Unfortunately, the Colonial Pipeline attack is part of a growing escalation of cyber attacks on critical infrastructure around the world. An escalation that has grown out of control which criminal organizations creating affiliate networks, such as the group that conducted the attack on the pipeline.
These types of attacks have been going on for quite some time, but most never hit the headlines due to the impact on national security. This is a significant escalation both in target and response, as Colonial opted to shut the pipeline down until they feel they have a good handle on the situation.

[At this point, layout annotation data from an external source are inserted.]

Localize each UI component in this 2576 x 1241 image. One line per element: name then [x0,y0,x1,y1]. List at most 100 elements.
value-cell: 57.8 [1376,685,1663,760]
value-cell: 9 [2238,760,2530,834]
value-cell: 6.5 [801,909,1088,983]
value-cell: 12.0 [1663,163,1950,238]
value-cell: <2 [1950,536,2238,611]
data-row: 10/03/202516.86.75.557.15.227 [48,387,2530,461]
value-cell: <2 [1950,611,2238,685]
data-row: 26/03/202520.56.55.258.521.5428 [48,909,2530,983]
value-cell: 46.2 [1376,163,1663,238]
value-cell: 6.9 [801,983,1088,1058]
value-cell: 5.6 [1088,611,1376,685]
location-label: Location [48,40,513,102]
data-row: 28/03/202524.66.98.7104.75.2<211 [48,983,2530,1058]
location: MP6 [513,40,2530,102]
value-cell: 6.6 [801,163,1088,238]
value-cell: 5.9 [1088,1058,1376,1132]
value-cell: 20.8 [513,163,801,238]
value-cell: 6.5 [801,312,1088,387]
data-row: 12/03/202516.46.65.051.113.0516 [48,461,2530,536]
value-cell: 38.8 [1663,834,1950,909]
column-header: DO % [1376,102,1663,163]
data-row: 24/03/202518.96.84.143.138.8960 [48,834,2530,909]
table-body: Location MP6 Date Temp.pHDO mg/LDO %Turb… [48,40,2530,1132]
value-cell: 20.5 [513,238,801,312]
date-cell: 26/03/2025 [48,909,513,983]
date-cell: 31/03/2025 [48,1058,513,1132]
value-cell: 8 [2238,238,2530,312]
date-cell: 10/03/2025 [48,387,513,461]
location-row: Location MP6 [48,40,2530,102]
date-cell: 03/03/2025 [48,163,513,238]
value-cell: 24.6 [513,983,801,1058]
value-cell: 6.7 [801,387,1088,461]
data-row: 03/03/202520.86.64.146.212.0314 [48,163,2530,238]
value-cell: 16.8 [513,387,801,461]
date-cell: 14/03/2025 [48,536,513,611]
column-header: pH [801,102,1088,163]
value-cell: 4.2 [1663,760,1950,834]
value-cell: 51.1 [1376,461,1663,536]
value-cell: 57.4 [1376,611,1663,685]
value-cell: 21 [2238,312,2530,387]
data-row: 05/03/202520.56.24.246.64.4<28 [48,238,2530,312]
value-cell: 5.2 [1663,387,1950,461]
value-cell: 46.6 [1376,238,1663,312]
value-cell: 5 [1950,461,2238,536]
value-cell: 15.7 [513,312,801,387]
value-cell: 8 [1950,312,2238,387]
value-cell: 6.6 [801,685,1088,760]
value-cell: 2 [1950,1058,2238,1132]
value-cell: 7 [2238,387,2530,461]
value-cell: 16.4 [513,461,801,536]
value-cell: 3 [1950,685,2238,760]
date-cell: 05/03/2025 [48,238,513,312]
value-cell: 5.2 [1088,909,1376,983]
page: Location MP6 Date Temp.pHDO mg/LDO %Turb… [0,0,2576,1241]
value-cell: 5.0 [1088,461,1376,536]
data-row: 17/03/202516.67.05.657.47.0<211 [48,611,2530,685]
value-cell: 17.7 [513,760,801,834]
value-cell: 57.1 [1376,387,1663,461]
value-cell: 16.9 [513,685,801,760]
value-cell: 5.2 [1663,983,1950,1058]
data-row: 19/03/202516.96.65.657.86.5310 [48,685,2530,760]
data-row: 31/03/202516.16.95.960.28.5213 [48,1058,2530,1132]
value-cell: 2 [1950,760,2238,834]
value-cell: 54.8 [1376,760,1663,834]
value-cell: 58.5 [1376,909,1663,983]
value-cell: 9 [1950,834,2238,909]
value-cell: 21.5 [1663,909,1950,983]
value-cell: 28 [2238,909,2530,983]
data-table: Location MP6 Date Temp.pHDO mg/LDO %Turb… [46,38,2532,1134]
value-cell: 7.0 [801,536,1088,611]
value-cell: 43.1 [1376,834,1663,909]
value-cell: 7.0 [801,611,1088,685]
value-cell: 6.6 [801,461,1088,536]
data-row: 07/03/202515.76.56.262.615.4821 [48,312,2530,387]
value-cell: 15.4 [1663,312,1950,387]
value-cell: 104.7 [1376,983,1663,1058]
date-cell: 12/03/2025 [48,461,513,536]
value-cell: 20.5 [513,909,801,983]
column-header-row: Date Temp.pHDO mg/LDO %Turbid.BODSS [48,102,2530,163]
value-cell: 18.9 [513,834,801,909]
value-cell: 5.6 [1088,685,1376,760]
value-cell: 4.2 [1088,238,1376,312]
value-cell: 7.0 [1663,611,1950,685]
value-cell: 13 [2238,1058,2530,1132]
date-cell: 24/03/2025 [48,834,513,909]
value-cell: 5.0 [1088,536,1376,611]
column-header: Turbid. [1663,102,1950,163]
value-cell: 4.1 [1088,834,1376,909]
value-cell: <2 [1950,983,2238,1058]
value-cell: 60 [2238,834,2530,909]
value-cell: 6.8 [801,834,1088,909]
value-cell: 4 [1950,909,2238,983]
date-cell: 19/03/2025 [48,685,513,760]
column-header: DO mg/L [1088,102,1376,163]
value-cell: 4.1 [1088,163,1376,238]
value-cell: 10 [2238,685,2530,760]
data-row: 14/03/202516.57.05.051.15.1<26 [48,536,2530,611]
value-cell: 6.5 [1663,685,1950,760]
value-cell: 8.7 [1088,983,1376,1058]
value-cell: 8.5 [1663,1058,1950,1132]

It’s a little-known fact that the equipment in most of this particular industry is made to live for 30 or more years. Additionally, they weren’t built with defenses for hostile environments, like the attacks we are seeing from the Internet. Furthermore, updates are nearly impossible for computational reasons and approval required to make any changes in these platforms is hard to attain, where an outage directly impacts human life.
Even though this attack was successful against back-office and border systems, such as firewalls, VPN servers, and remote desktop servers, it is just the beginning of what could escalate into a war.

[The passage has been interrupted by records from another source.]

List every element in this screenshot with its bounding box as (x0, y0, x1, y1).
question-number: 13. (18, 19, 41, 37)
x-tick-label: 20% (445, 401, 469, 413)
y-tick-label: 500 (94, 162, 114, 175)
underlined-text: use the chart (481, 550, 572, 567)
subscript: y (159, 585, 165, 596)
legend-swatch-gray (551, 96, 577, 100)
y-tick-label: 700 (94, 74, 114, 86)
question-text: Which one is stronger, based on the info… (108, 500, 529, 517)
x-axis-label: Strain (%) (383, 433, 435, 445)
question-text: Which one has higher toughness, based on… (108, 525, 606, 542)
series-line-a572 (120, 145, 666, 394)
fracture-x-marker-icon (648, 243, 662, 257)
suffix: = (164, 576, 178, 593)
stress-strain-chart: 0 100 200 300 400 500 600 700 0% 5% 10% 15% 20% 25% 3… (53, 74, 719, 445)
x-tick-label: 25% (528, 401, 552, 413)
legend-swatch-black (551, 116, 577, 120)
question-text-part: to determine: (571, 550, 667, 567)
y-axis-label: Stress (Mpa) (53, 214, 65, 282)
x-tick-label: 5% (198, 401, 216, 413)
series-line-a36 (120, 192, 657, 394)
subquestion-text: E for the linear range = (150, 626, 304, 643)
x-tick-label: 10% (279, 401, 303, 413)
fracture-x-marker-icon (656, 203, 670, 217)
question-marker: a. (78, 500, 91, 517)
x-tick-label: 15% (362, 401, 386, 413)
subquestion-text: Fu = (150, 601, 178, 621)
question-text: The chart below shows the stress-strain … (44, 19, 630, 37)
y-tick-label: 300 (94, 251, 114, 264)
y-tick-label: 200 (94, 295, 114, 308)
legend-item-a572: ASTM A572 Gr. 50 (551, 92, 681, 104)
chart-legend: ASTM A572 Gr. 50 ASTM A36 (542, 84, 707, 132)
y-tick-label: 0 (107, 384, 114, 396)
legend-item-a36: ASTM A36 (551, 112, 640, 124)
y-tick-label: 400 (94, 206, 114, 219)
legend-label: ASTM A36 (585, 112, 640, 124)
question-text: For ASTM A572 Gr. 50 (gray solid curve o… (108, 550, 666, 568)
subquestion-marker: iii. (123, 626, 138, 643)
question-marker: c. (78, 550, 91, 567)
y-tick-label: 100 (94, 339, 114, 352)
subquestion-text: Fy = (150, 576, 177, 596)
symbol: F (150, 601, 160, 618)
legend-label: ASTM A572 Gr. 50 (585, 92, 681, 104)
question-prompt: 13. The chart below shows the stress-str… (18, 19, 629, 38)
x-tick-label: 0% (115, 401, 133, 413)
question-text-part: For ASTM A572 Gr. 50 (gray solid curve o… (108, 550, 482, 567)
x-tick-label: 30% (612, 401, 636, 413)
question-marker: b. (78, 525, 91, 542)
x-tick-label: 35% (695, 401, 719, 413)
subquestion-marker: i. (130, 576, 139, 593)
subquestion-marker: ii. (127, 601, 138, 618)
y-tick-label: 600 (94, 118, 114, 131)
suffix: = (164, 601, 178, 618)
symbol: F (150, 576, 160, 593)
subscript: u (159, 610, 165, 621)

So where does it go from here?
Well, it can be quite difficult to bring immediate change to these impacted industries. It’s best, to begin with, improvements to visibility and resiliency. Where it isn’t possible to harden the actual devices that comprise these environments, perhaps they can begin by securing the environment that the devices live in. This could be done by creating stronger border protections, segmenting the network infrastructure to isolate the critical infrastructure, and creating greater visibility into attacks. The ultimate goal is to create a stronger security posture and reduce the dwell time and impact of a successful attack.

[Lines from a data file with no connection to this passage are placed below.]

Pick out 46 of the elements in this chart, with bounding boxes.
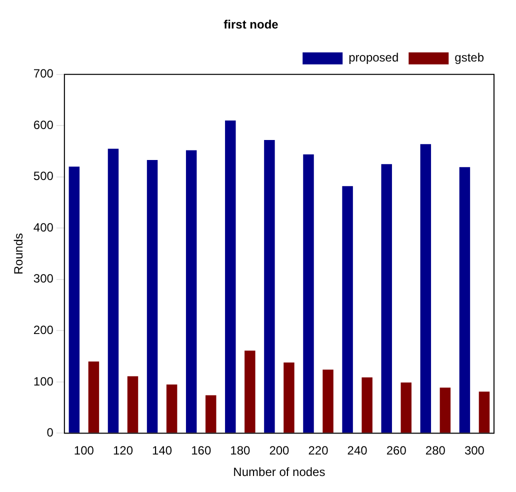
bar bbox=[244, 350, 256, 433]
x-tick-label: 200 bbox=[269, 444, 290, 458]
bar bbox=[342, 186, 353, 433]
y-tick-label: 700 bbox=[33, 66, 54, 81]
y-tick-label: 200 bbox=[33, 323, 54, 337]
x-axis-title: Number of nodes bbox=[233, 465, 326, 480]
x-tick-label: 160 bbox=[191, 444, 212, 458]
x-tick-label: 220 bbox=[308, 444, 329, 458]
y-tick-label: 600 bbox=[33, 118, 54, 132]
legend-label: gsteb bbox=[454, 50, 484, 65]
x-tick-label: 100 bbox=[74, 444, 94, 458]
x-tick-label: 180 bbox=[230, 444, 250, 458]
y-tick-label: 400 bbox=[33, 220, 54, 234]
bar bbox=[459, 167, 470, 433]
bar bbox=[108, 148, 119, 433]
x-tick-label: 240 bbox=[347, 444, 368, 458]
bar bbox=[127, 376, 138, 433]
bar bbox=[264, 140, 275, 433]
bar bbox=[303, 154, 314, 433]
bar bbox=[206, 395, 216, 433]
y-axis-title: Rounds bbox=[12, 233, 26, 274]
y-tick-label: 500 bbox=[33, 169, 54, 184]
legend-label: proposed bbox=[348, 50, 399, 65]
x-tick-label: 280 bbox=[425, 444, 446, 458]
bar bbox=[362, 377, 372, 433]
y-tick-label: 100 bbox=[33, 374, 54, 388]
y-tick-label: 300 bbox=[33, 272, 54, 286]
bar bbox=[440, 388, 451, 433]
bar bbox=[381, 164, 392, 433]
bar bbox=[186, 150, 197, 433]
bar bbox=[88, 361, 100, 433]
x-tick-label: 140 bbox=[152, 444, 172, 458]
bar bbox=[420, 144, 432, 433]
bar bbox=[166, 384, 178, 433]
bar bbox=[478, 392, 490, 433]
bar bbox=[322, 370, 334, 433]
bar bbox=[284, 362, 294, 433]
chart-title: first node bbox=[224, 18, 279, 32]
bar bbox=[225, 120, 236, 433]
x-tick-label: 260 bbox=[386, 444, 407, 458]
y-tick-label: 0 bbox=[46, 426, 54, 440]
bar bbox=[146, 160, 158, 433]
x-tick-label: 300 bbox=[464, 444, 485, 458]
x-tick-label: 120 bbox=[112, 444, 134, 458]
bar bbox=[68, 166, 80, 433]
bar bbox=[400, 382, 412, 433]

Regardless, the attackers made a significant mistake and have already stated such in a public online statement. Most ransomware groups are tactical and strategic with which organizations they attack with ransomware. As we’ve witnessed in their response, this wasn’t planned and is rumored to be considered as an “Act of War”.
Quite frankly, there will be few rocks the attackers can hide under.
What does this mean to you?
Expect higher fuel prices and shortages in the short term. As the attacks continue to escalate, expect the direct impact to water supplies, electrical grids, and healthcare.